Şirket Temsilinde Yetki Kapsamı ve Yetki Aşımı Durumlarında Sorumluluk

21.10.2025

Contents

İşbu yazıyla, anonim şirketlerde imza sirküleri, iç yönerge veya vekaletname ile yetkilendirilmiş kişilerin, kendilerine tanınan yetki sınırları içinde veya bu sınırları aşarak işlem yapmaları halinde doğabilecek hukuki ve cezai sorumluluklar; Türk Ticaret Kanunu (“TTK”), Türk Borçlar Kanunu (“TBK”) ve Türk Ceza Kanunu (“TCK”) başta olmak üzere ilgili mevzuat çerçevesinde değerlendirilmiştir.

1. Yetki Kapsamı ve Yetkisiz İşlemin Tanımı

Yetkisiz işlem, şirketi temsile yetkili olmayan bir kişinin veya yetkili bir kişinin yetki sınırını aşarak işlem yapması anlamına gelir. Bu durum genellikle şu belgeler üzerinden tespit edilir:

- İmza sirküleri (yetki sınırlarını belirler),

- İç yönerge (TTK m. 367–370 çerçevesinde yönetimin devrine ilişkin),

- Vekaletname (noter onaylı temsil yetkisi belgesi).

Bu belgelerde yer almayan veya yetki sınırını aşan işlemler, hem şirket açısından bağlayıcılık hem de ilgili kişi açısından sorumluluk doğurabilir.

2. Hukuki Sorumluluk

A. TTK Kapsamında Genel İlke

TTK madde 553 uyarınca “Kurucular, yönetim kurulu üyeleri, yöneticiler ve tasfiye memurları, kanundan ve esas sözleşmeden doğan yükümlülüklerini kusurlarıyla ihlal ettikleri takdirde, hem şirkete hem pay sahiplerine hem de şirket alacaklılarına karşı verdikleri zarardan sorumludurlar.” Bu hüküm gereğince, yönetim kurulu üyeleri ve yöneticiler, görevlerini yerine getirirken kusurlu davranışlarıyla (ihmal veya kastla) şirkete, pay sahiplerine veya şirket alacaklılarına zarar verdikleri takdirde şahsen sorumlu olurlar. Yani yönetim kurulu üyesi veya müdür, kusurlu eylemi sonucunda şirkete zarar verdiyse, bu zararı şahsen tazmin etmekle yükümlü olur.
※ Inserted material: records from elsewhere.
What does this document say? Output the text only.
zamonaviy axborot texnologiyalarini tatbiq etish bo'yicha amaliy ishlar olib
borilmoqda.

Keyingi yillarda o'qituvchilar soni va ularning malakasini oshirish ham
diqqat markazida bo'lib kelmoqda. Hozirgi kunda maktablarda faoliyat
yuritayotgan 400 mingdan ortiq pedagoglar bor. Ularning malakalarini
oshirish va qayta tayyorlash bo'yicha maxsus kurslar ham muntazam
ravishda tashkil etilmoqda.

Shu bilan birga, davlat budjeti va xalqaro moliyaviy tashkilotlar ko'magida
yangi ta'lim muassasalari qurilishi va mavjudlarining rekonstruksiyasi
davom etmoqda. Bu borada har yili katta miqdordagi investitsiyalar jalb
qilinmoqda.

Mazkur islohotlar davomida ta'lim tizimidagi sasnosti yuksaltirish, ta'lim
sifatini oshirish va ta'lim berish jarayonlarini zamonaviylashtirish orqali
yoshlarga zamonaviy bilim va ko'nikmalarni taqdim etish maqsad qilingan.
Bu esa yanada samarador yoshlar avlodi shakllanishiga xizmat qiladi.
B. TTK Kapsamında Yetki Devri Halinde Sorumluluk

Yönetim kurulu, kanun veya esas sözleşmeden doğan görev ve yetkilerini kanuna dayanarak devrettiğinde (örneğin bir icra komitesine, genel müdüre, finans direktörüne vb.), devreden organ veya kişiler yalnızca seçimde makul özen göstermeme halinde sorumlu olmaktadır.

TTK madde 553/2 uyarınca “Kanundan veya esas sözleşmeden doğan bir görevi veya yetkiyi, kanuna dayanarak, başkasına devreden organlar veya kişiler, bu görev ve yetkileri devralan kişilerin seçiminde makul derecede özen göstermediklerinin ispat edilmesi hâli hariç, bu kişilerin fiil ve kararlarından sorumlu olmazlar.”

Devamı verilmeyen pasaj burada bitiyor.